There is another evocative, but shorter, film about Towton here.

also looks at the skeletons of the slain with interesting details such as how one victim had already survived horrendous injury some years before.

The Face of Towton 25 Man (Artistic Reconstruction) is a facial reconstruction of a soldier which makes clear the fact that these were once living individuals.
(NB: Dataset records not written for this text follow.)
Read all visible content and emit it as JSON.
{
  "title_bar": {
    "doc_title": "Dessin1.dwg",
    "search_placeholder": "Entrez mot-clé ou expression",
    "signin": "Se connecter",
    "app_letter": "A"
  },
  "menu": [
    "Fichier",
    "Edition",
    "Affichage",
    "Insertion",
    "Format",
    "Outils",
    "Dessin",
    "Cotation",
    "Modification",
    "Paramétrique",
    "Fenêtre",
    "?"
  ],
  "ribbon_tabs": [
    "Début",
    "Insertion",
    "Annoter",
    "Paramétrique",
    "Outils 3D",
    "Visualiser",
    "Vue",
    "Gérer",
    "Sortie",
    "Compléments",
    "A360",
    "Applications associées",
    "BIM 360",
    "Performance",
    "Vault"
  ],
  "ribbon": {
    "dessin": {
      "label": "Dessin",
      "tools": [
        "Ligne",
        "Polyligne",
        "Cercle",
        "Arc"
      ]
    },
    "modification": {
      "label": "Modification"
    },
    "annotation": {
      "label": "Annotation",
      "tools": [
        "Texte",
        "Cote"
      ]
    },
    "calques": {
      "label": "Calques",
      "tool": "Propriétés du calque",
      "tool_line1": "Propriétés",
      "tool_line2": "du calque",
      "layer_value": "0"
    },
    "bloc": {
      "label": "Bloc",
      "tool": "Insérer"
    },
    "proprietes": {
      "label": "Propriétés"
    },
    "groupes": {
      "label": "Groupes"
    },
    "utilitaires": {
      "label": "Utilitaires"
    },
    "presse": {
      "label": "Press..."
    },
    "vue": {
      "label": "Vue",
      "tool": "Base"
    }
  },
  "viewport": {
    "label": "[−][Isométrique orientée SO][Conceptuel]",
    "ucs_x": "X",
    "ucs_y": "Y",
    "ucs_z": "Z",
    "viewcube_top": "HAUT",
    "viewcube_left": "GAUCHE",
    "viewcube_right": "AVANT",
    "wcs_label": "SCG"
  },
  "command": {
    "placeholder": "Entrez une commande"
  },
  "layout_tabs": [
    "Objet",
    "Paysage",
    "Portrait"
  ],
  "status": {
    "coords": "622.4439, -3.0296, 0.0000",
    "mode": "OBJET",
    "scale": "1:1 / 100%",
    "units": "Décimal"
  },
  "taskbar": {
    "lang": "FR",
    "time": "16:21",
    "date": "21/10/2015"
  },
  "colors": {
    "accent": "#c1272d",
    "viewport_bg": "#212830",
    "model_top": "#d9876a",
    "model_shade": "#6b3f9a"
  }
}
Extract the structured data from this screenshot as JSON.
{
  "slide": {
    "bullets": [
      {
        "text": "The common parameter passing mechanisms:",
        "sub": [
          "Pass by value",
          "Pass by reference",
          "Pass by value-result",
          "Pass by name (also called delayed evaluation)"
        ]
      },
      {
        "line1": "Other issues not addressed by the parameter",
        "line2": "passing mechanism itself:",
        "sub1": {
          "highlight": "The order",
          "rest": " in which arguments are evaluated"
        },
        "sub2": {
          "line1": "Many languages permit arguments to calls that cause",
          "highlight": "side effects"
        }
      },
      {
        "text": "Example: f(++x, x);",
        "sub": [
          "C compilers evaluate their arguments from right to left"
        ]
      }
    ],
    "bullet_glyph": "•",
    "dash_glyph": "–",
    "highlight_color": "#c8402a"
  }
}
Battlefield archaeology about the important discovery that hand cannons were used at Towton is covered in The Towton Gun Fragments - Towton Battlefield Archaeology Project and from the same team an account of the survey of Lord Dacre’s tomb in Saxton churchyard can be seen at Lord Dacre's 'Tomb' - Towton Battlefield Archaeology Project

The Society of Antiquaries has an interesting short video about an ornamented spur found on the battlefield in the eighteenth century at Unlocking Our Collections: Maurice Howard on the Towton SpurHere again the chance of its rediscovery is noteworthy and its delicacy a reminder of fifteenth century skill and style, and of the humanity of its onetime owner.

Watching them made me feel nostalgic for the area and grateful for the interest the battlefield is now receiving. They also bring home to the viewer the intensity of the conflict we call the Wars of the Roses and the particular horrors of that snowy Palm Sunday in 1461.